Il y a un sentiment dangereux et déprimant de perte de contrôle dans la société moderne, qui, dans une certaine mesure, se combine paradoxalement avec l’abondance de choix sur Internet. Un sentiment qui en a conduit beaucoup – de tous âges et de tous horizons – à se sentir sous une grande pression et une grande confusion : faire face constamment à des décisions difficiles, à des désirs et passions qu’ils ne comprennent pas complètement, à essayer de s’intégrer dans un système qu’ils ne peuvent pas saisir, un système qu’il ne faut pas laisser nous écraser non plus, tout en essayant d’être un bon citoyen, ami, collègue, parent et être humain.
Dans cet environnement, il n’est pas étonnant que beaucoup soient à la recherche d’une boussole morale et d’une orientation ou « philosophie de vie ». La société moderne, cependant, n’offre guère de moyens appropriés pour apprendre, explorer et partager une telle philosophie.
Il semble y avoir un vide qui ne peut être comblé ni par un traitement médical, ni par l’observance religieuse. Pour la plupart, ce vide est comblé par trois approches distinctes : les livres d’auto-assistance, le télévangéliste et les gourous du bien-être, et, finalement, les enseignements orientaux (en particulier le yoga). Tous, cependant, manquent d’une certaine qualité, ce qui les empêche de devenir une force robuste qui fournit une réponse adaptée aux problèmes contemporains. Dans le même temps, tous, d’une certaine manière, esquissent des lignes de réponse, et, pour cette raison, j’aimerais explorer brièvement leur nature pour faire valoir les principes qu’une école de philosophie moderne devrait épouser.

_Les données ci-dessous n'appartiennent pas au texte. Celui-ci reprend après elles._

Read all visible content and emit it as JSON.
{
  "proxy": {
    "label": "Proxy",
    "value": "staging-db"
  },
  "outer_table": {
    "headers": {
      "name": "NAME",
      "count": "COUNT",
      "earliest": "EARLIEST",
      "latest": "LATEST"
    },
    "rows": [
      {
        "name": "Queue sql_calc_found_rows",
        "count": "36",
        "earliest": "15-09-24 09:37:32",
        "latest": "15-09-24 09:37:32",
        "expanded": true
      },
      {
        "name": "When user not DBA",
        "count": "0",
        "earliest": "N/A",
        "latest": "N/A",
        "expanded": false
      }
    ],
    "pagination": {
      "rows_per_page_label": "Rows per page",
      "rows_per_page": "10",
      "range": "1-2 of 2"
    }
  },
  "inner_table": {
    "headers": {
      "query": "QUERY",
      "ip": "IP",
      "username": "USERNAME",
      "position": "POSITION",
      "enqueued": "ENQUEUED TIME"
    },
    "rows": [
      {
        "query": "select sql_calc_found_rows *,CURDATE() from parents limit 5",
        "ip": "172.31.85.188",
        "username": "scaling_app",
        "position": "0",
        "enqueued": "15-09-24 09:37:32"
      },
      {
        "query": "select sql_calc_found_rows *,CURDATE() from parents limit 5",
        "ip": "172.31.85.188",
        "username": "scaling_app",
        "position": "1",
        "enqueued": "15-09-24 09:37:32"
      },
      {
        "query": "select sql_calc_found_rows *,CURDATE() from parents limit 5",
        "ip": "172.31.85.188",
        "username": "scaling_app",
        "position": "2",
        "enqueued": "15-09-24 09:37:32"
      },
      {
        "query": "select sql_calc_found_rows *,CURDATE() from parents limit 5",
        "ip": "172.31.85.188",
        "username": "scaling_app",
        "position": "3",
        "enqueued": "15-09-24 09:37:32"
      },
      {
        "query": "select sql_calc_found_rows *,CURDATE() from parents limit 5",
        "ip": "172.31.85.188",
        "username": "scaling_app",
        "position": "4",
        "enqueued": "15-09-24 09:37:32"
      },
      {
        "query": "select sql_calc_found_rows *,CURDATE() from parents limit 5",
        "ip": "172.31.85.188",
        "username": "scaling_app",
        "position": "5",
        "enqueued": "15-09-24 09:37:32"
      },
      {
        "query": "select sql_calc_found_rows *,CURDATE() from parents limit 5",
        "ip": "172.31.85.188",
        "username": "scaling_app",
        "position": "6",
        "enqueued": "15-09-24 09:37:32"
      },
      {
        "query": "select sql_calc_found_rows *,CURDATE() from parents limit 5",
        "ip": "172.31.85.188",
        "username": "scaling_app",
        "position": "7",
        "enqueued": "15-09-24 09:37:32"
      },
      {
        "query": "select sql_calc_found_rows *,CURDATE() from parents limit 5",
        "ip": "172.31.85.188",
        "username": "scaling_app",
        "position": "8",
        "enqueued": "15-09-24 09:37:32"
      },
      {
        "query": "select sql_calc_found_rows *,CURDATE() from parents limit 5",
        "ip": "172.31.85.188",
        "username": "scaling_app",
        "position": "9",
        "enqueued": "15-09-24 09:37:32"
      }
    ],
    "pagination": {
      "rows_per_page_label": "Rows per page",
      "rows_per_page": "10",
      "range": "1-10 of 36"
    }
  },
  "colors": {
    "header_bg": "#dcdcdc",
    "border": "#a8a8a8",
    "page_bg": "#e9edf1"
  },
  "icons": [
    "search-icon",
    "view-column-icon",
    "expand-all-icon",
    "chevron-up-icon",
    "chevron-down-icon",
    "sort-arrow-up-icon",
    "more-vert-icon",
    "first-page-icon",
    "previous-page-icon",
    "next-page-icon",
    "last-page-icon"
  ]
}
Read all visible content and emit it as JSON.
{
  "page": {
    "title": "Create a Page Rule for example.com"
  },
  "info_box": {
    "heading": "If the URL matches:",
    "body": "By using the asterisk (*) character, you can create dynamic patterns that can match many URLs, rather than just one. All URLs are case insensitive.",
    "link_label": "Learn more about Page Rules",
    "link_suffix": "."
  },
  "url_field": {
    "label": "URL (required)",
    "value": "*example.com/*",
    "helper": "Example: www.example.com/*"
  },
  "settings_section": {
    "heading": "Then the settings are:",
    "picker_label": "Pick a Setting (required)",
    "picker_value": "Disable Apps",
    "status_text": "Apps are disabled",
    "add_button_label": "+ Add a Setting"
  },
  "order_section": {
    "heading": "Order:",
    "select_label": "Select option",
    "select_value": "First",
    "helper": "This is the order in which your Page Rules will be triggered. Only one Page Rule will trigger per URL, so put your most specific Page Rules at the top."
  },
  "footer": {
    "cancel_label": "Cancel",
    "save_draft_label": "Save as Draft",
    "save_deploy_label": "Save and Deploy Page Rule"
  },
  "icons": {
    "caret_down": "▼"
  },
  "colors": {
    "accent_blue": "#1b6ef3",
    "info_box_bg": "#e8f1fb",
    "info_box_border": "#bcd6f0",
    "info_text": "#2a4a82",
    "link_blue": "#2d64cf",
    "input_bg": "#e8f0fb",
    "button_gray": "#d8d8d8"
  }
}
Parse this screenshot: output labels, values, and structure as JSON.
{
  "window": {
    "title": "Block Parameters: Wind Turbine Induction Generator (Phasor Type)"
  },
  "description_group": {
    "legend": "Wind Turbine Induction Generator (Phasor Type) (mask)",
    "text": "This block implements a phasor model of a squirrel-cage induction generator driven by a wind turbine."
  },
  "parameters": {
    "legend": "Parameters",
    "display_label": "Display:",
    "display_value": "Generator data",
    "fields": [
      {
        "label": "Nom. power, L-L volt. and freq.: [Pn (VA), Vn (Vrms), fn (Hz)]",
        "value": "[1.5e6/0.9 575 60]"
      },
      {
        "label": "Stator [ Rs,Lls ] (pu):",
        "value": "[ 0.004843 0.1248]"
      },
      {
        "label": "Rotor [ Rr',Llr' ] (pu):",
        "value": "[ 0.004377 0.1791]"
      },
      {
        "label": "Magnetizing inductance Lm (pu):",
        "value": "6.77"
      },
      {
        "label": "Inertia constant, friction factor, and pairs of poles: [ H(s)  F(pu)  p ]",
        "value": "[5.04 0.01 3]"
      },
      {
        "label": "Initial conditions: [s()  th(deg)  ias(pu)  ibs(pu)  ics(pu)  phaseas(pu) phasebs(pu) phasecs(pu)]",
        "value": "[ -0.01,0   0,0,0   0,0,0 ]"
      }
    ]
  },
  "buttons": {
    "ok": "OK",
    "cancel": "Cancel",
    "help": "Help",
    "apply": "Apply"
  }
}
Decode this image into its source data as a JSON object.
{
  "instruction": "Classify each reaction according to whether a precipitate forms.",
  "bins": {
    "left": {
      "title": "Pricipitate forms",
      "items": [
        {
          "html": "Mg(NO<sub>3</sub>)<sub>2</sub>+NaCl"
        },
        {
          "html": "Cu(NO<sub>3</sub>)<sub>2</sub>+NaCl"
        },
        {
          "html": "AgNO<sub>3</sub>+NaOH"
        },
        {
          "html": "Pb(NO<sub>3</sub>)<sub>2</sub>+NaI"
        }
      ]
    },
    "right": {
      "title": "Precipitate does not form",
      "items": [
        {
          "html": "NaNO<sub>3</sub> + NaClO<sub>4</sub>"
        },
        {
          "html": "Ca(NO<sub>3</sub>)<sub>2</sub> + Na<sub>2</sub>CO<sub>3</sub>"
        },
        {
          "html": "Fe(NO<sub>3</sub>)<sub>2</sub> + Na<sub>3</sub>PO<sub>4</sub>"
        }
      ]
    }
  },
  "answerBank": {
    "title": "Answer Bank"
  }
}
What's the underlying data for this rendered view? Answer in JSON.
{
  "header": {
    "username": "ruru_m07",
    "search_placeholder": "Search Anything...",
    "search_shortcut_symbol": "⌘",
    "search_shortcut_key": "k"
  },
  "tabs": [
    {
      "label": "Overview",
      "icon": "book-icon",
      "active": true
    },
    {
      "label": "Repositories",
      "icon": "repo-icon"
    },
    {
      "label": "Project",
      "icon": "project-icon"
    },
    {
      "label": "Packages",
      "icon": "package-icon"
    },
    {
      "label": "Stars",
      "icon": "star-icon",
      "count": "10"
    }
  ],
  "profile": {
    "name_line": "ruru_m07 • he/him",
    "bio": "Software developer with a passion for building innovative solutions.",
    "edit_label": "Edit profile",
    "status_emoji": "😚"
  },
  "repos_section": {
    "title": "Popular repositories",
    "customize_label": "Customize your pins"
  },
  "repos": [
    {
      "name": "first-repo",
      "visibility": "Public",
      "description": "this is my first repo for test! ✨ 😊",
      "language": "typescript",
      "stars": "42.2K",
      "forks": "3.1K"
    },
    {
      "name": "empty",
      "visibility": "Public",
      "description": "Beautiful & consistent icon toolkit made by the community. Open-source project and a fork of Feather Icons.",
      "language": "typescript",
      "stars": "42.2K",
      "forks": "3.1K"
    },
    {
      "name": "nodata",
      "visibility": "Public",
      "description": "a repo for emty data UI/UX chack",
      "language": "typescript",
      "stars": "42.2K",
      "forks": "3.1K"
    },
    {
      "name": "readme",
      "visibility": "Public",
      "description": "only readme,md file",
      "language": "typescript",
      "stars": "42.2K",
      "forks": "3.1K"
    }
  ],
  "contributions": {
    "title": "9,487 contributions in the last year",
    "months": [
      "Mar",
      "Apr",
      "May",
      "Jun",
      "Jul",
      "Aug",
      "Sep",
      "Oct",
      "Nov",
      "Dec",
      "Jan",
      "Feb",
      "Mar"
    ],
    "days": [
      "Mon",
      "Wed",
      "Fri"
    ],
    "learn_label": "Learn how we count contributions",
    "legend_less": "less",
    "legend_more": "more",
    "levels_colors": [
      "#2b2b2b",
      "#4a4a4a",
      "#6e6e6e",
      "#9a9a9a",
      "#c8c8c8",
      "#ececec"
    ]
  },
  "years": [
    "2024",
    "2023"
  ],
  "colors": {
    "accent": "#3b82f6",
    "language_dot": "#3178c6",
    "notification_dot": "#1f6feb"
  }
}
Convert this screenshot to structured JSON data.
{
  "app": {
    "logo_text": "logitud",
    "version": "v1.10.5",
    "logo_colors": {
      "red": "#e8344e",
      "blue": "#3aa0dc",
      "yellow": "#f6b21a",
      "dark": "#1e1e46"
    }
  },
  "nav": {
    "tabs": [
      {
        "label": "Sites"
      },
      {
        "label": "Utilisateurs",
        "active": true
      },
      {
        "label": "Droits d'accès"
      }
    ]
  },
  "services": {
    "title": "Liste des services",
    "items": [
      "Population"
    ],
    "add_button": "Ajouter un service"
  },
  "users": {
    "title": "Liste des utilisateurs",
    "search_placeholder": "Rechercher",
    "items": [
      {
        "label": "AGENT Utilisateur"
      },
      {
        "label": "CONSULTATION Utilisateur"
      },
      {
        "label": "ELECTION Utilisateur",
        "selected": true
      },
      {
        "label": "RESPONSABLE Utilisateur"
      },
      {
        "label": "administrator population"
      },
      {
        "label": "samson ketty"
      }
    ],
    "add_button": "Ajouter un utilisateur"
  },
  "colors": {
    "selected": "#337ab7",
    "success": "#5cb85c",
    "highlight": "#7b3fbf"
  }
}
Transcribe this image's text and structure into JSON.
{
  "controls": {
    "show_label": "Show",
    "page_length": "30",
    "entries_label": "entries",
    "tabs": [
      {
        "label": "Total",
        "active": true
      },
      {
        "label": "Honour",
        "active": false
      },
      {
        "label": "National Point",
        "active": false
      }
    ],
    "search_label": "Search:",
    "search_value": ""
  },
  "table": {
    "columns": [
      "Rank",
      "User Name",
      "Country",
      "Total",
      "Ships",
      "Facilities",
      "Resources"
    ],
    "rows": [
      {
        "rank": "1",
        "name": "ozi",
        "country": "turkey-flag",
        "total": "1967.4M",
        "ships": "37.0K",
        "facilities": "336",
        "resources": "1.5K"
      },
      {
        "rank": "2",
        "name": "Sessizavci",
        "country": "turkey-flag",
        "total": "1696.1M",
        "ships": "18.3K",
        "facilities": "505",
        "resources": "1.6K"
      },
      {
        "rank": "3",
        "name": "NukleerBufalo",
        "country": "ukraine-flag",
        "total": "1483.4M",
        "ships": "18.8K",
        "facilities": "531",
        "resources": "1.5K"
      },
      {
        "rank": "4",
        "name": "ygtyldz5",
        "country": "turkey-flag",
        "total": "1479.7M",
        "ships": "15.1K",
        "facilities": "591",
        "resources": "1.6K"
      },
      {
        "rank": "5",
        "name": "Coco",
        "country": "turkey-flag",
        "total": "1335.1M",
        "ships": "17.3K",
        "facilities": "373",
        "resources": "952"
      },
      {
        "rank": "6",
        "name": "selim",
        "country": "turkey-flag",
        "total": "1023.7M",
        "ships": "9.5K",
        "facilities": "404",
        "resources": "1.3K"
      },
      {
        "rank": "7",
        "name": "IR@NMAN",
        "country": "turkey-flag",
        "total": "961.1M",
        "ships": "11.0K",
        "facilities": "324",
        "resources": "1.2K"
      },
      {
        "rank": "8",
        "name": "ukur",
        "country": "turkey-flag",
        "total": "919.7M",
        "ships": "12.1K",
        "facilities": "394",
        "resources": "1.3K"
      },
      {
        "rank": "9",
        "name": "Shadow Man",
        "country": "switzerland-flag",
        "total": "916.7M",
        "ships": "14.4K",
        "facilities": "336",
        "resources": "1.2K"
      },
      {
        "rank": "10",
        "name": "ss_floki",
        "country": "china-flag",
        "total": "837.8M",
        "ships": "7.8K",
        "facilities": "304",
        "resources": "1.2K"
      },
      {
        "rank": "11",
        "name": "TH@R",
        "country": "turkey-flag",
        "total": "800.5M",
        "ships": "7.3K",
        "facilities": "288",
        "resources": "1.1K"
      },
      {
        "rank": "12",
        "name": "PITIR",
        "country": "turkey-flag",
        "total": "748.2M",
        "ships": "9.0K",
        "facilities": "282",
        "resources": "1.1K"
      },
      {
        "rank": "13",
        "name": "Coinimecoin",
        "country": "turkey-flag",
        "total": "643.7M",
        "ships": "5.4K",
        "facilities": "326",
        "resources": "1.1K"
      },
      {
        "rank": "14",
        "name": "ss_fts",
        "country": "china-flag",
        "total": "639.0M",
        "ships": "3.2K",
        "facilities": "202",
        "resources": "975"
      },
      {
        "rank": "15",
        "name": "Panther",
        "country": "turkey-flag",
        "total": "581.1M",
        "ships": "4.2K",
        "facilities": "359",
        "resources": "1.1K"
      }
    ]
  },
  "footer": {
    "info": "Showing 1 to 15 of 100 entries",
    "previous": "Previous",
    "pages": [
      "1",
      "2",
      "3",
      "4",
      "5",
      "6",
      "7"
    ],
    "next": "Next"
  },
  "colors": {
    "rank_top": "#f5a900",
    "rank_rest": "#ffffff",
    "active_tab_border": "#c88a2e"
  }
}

Les limites des livres d’auto-assistance
La première, et probablement la plus populaire des approches, est celle des « livres d’auto-assistance ». Il sont divers par leur style et par leur sujet, mais nous pouvons peut-être les diviser en deux grands groupes. Beaucoup d’entre eux s’inscrivent dans le style « x-nombre de conseil pour le succès ». Ils sont faciles et rapides à lire, généralement fiables et emplis de généralités et de grandes assertions. Cependant, ces livres vont rarement au-delà de quelques sagesses occasionnelles, dont la plupart pourraient être transmises par n’importe quelle personne âgée. Ainsi, en ne parvenant pas à être exhaustif ou à présenter un système développé de compréhension du monde, ils n’offrent tout simplement pas un véritable enseignement.
Un autre type de « livre d’auto-assistance » est celui qui est profond et bien pensé, mais dont la portée est trop étroite. Ce sont les nombreux livres sur la stratégie, la persuasion, l’influence, etc., qui peuvent éclairer et offrir des conseils de fond, mais pour lesquels il est rare que les auteurs affirment eux-mêmes, par exemple, que la « pensée stratégique » est suffisante pour vivre une vie bonne. En d’autres termes, ces livres ne concernent pas « les grandes questions » même s’ils dépassent leur cadre spécifique en offrant une orientation générale.
Les charlatans et l’art des réponses simples
La deuxième approche, celle des télévangélistes et gourous du bien-être, consiste à offrir quelque chose qu’aucune religion sophistiquée, aucune étude scientifique ou aucun livre digne d’être lu ne peut offrir : une solution rapide et universelle à tous les problèmes. « Vous vous sentez déprimé ? Donnez-moi 5$ et nous prierons le Seigneur pour votre salut » ; « Vous perdez votre sang-froid ? Donnez-moi 5$ et ce charbon de bois débloquera votre chakra intérieur ».
Il est remarquable que nombreuses personnes, indépendamment de leur érudition ou richesse, tombent dans le panneau, surtout quand la vie prend un tournant plus sombre. Il y a cependant quelque chose à apprendre de ces entreprises. La clef de leur succès est d’offrir une solution… dans un sens, une philosophie. « Tu es misérable parce que tu n’as pas assez été dévoué ». C’est une vision simpliste (et intellectuellement malhonnête au pire), mais c’est une vision que les gens désirent quand ils sont au fond du trou.
Vous comprenez immédiatement ce qui n’allait pas (vous n’étiez pas dévoué), comment résoudre cela (5$) et l’amélioration et la satisfaction viennent en un rien de temps (via un rituel ou un produit de consommation). Aucune réflexion personnelle supplémentaire, remise en cause de ses priorités ou méditation morale n’est requise. 10 à 1000$ par semaine et vous êtes prêt à y aller.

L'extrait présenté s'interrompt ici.